Question

Find the number of faradays of electricity required to produce 45 g of Al from molten $Al_2O_3$.

(At. mass of Al = 27)

• A. 1 F
• B. 3 F
• C. 5 F
• D. 7 F

Answer 1

Answer: (C)

5 F

Answer 2

To determine the number of Faradays required to produce 45 g of Al from molten $Al_2O_3$, we can follow these steps:

1. Calculate moles of Al:

   The number of moles of Al can be found using the formula:

   $$\text{Moles of Al} = \frac{\text{Mass of Al}}{\text{Molar mass of Al}}$$

   Given that the mass of Al is 45 g and the molar mass of Al is 27 g/mol:

   $$\text{Moles of Al} = \frac{45~\text{g}}{27~\text{g/mol}} = \frac{5}{3} \text{ moles}$$

2. Determine electrons required per mole of Al:

   The reduction half-reaction for aluminum is:

   $$Al^{3+} + 3e^- \rightarrow Al$$

   This indicates that 3 moles of electrons are required to produce 1 mole of Al.
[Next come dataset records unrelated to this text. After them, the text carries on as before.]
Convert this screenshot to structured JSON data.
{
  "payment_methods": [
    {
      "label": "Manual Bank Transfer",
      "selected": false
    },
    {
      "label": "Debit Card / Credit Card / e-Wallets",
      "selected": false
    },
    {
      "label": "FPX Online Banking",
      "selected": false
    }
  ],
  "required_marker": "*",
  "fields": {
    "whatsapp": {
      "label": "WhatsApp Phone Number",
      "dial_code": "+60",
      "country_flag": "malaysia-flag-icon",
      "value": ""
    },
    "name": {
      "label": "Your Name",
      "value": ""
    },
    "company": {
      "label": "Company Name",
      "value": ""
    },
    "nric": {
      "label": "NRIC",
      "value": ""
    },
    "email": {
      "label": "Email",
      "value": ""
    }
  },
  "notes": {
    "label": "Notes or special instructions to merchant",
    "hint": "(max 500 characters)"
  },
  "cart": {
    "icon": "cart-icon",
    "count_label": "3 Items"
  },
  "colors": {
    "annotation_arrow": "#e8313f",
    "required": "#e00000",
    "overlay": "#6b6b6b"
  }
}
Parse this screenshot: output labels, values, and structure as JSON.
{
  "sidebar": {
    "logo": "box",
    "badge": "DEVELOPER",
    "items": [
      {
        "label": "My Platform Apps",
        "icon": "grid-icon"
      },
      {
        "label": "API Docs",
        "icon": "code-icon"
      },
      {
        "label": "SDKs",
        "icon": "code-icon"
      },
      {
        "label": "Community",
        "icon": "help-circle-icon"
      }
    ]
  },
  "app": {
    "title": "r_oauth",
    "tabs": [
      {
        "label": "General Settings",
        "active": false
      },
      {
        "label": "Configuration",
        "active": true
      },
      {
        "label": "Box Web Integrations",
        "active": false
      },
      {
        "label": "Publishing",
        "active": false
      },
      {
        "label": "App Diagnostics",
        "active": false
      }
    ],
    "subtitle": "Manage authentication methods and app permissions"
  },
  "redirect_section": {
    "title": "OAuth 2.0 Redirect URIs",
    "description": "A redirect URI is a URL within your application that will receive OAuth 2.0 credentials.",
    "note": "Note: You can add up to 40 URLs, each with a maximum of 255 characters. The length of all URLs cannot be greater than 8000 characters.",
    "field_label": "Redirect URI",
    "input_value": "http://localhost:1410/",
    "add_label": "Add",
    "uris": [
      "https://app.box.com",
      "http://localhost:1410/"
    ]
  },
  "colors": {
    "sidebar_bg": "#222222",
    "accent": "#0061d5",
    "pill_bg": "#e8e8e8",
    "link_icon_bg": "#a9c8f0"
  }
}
3. Calculate total moles of electrons:

   To find the total moles of electrons needed to produce $\frac{5}{3}$ moles of Al:

   $$\text{Total moles of electrons} = \frac{5}{3} \text{ moles Al} \times 3 \frac{\text{moles } e^-}{\text{mole Al}} = 5 \text{ moles electrons}$$

4. Apply Faraday's Law:

   1 Faraday is equivalent to 1 mole of electrons. Therefore, 5 moles of electrons correspond to 5 Faradays.

Thus, the number of Faradays of electricity required to produce 45 g of Al from molten $Al_2O_3$ is 5 F.